The same counter at Pasta Genova sells the sandwich you eat standing up and the tray of lasagna you will not open for another six hours. There is no dining room. Pasta is rolled by hand every morning, sauces simmer slow at the back, focaccia comes out of the oven in-house, and all of it leaves through the door in paper and plastic, carried down Wellington Street to a desk or a home kitchen. Virgil Allergrini opened the shop in 1988 and named it for Genova, the Italian city he left before settling in Kingston. Handmade pasta daily, slow-simmered sauces, golden focaccia, friendly family service — the shop still names those four as the things it has not changed.

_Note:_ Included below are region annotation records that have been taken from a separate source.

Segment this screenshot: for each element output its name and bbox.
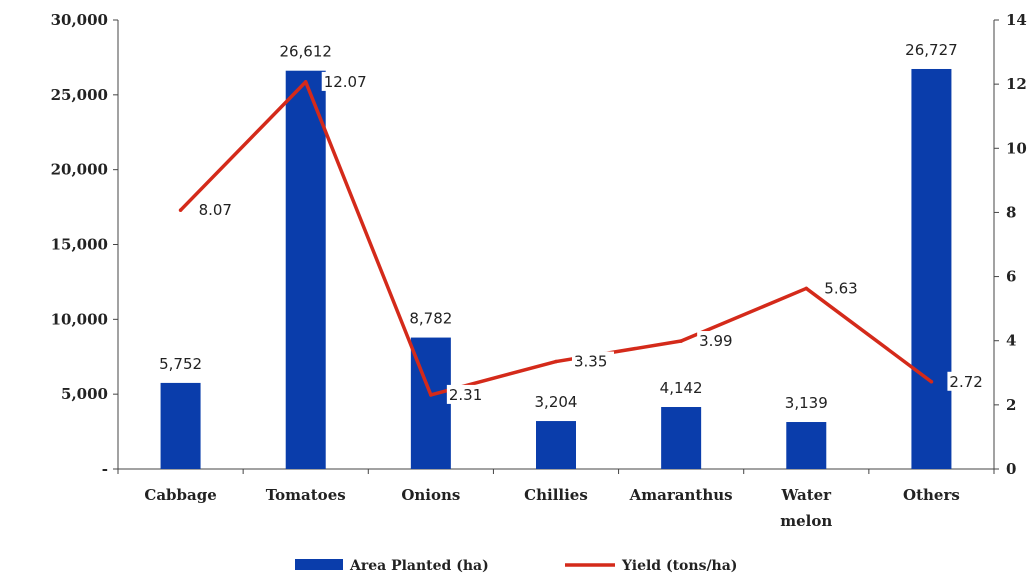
y-right-tick-label: 12 bbox=[1006, 75, 1027, 93]
line-value-label: 12.07 bbox=[324, 73, 367, 91]
bar-value-label: 5,752 bbox=[159, 355, 202, 373]
line-value-label-bg bbox=[947, 371, 990, 391]
legend: Area Planted (ha) Yield (tons/ha) bbox=[295, 558, 737, 574]
line-value-label: 2.31 bbox=[449, 386, 482, 404]
bar-value-label: 3,139 bbox=[785, 394, 828, 412]
bar-value-label: 4,142 bbox=[660, 379, 703, 397]
bar bbox=[661, 407, 702, 469]
x-category-label: Others bbox=[903, 486, 960, 504]
line-point bbox=[554, 359, 558, 364]
line-value-label: 8.07 bbox=[199, 201, 232, 219]
line-value-label: 5.63 bbox=[824, 279, 857, 297]
y-right-tick-label: 8 bbox=[1006, 203, 1016, 221]
bars bbox=[160, 68, 952, 470]
x-category-label: Amaranthus bbox=[629, 486, 733, 504]
bar-value-label: 26,612 bbox=[279, 43, 332, 61]
line-point bbox=[929, 379, 934, 384]
line-value-label: 3.99 bbox=[699, 332, 732, 350]
y-right-tick-label: 2 bbox=[1006, 396, 1016, 414]
line-value-label-bg bbox=[321, 71, 374, 91]
x-category-label: Cabbage bbox=[144, 486, 216, 504]
y-left-tick-label: 20,000 bbox=[51, 161, 108, 179]
axes: - 5,000 10,000 15,000 20,000 25,000 30,000 0 2 4 6… bbox=[51, 11, 1027, 530]
bar-value-label: 8,782 bbox=[409, 310, 452, 328]
y-right-tick-label: 4 bbox=[1006, 332, 1016, 350]
y-left-tick-label: 15,000 bbox=[51, 236, 108, 254]
line-point bbox=[804, 286, 809, 291]
line-point bbox=[178, 208, 183, 212]
line-point bbox=[679, 339, 683, 343]
y-left-tick-label: 30,000 bbox=[51, 11, 108, 29]
bar bbox=[285, 70, 326, 470]
y-left-tick-label: 5,000 bbox=[61, 385, 108, 403]
y-left-tick-label: - bbox=[102, 460, 108, 478]
x-category-label: Chillies bbox=[524, 486, 588, 504]
y-right-tick-label: 0 bbox=[1006, 460, 1016, 478]
line-value-label: 2.72 bbox=[949, 373, 982, 391]
bar-value-label: 26,727 bbox=[905, 41, 958, 59]
x-category-label: Water bbox=[780, 486, 832, 504]
line-value-label-bg bbox=[572, 351, 614, 371]
line-value-label-bg bbox=[822, 278, 865, 298]
legend-line-label: Yield (tons/ha) bbox=[621, 558, 737, 574]
line-value-label-bg bbox=[196, 200, 239, 220]
yield-line bbox=[178, 80, 934, 397]
bar bbox=[786, 422, 827, 469]
bar bbox=[536, 421, 576, 469]
line-value-label-bg bbox=[697, 331, 740, 351]
bar bbox=[911, 68, 952, 469]
x-category-label: Onions bbox=[401, 486, 460, 504]
y-right-tick-label: 6 bbox=[1006, 268, 1016, 286]
y-right-tick-label: 10 bbox=[1006, 139, 1027, 157]
bar-value-label: 3,204 bbox=[535, 393, 578, 411]
line-value-label: 3.35 bbox=[574, 353, 607, 371]
line-value-label-bg bbox=[446, 384, 489, 404]
y-left-tick-label: 10,000 bbox=[51, 310, 108, 328]
y-left-tick-label: 25,000 bbox=[51, 86, 108, 104]
x-category-label: Tomatoes bbox=[266, 486, 346, 504]
data-labels: 5,752 26,612 8,782 3,204 4,142 3,139 26,727 8.0… bbox=[159, 41, 990, 412]
x-category-label: melon bbox=[780, 512, 832, 530]
legend-bar-label: Area Planted (ha) bbox=[349, 558, 489, 574]
legend-bar-swatch bbox=[295, 559, 343, 570]
y-right-tick-label: 14 bbox=[1006, 11, 1027, 29]
line-point bbox=[303, 80, 308, 84]
line-point bbox=[429, 393, 433, 397]
bar bbox=[160, 382, 201, 469]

The sandwiches bring most people through the door the first time, and every one of them is built on that focaccia. The Italian Deli Sandwich stacks Italian meats, provolone, and arugula, then finishes with a drizzle of arugula pesto and mustard; the Combo adds a vegetable mix; the spicy version turns the meats up. The P.L.T. — pancetta, arugula, tomato — is the lighter order, and a vegetable sandwich covers the table that needs one. Behind the sandwiches, the case does the other half of the work: cheese and meat cannelloni, meat and vegetable lasagna, chicken parmesan, eggplant parmesan, Genovese meatballs in tomato basil. Sauces go home by the container — tomato basil, meat Bolognese, garlic cream, asiago cream, disperata — alongside classic basil pesto, arugula pesto, and sun-dried tomato pesto.
Read across the case and the logic shows itself. The arugula pesto drizzled on the deli sandwich is the same pesto sold in a jar two feet away, and the tomato basil under the meatballs is the sauce stacked beside them. Nothing here is cooked for the pass. It is cooked to be finished somewhere else — reheated at six, tossed with pasta bought that morning, spooned over what is already in the pan. That is a different discipline from a restaurant kitchen. Food built to travel has to survive the walk home and a second heating, which rules out most of what makes plated cooking work and leaves the few things that do not fade: bread with structure, sauce with time in it, pasta made close enough to when it will be eaten that the difference lands on the plate.
Aaron and Julie Dyck bought Pasta Genova in 2026, after more than twenty years of shopping there. They run it with their children, Ryan, Aidan, and Adelaide, and with grandma Shauna. Customers who become owners tend to protect the thing that made them customers, and the Dycks have kept the founder in the story rather than writing over him. The shop still tells anyone who asks that it started with a man from Genova who moved to Kingston and began making pasta by hand.
Around the counter there is a market: aged cheeses, cured meats, imported Italian goods, pizza dough balls, olive tapenade, farm eggs — the pantry shelf that makes a weeknight possible. Ordering runs online for pickup. There are no reservations because there is nothing to reserve, no tables, no wine list, no evening service. What the shop has instead is breadth. A vegetarian, a person feeding four, and someone who wants lunch at a desk can all be served from the same case in about the time it takes to say what they want, though anyone eating strictly gluten-free or vegan should ask at the counter, because a kitchen this busy with flour and cheese does not make promises it cannot keep.
Wellington Street runs through the working half of downtown, and the shop has stood on it long enough to have fed the same offices through several of their lives. Kingston uses it in both directions: lunch at noon, dinner begun at four and finished at home an hour later. Pasta Genova closes before the dinner hour it supplies. It is not competing for the evening; it is stocking it.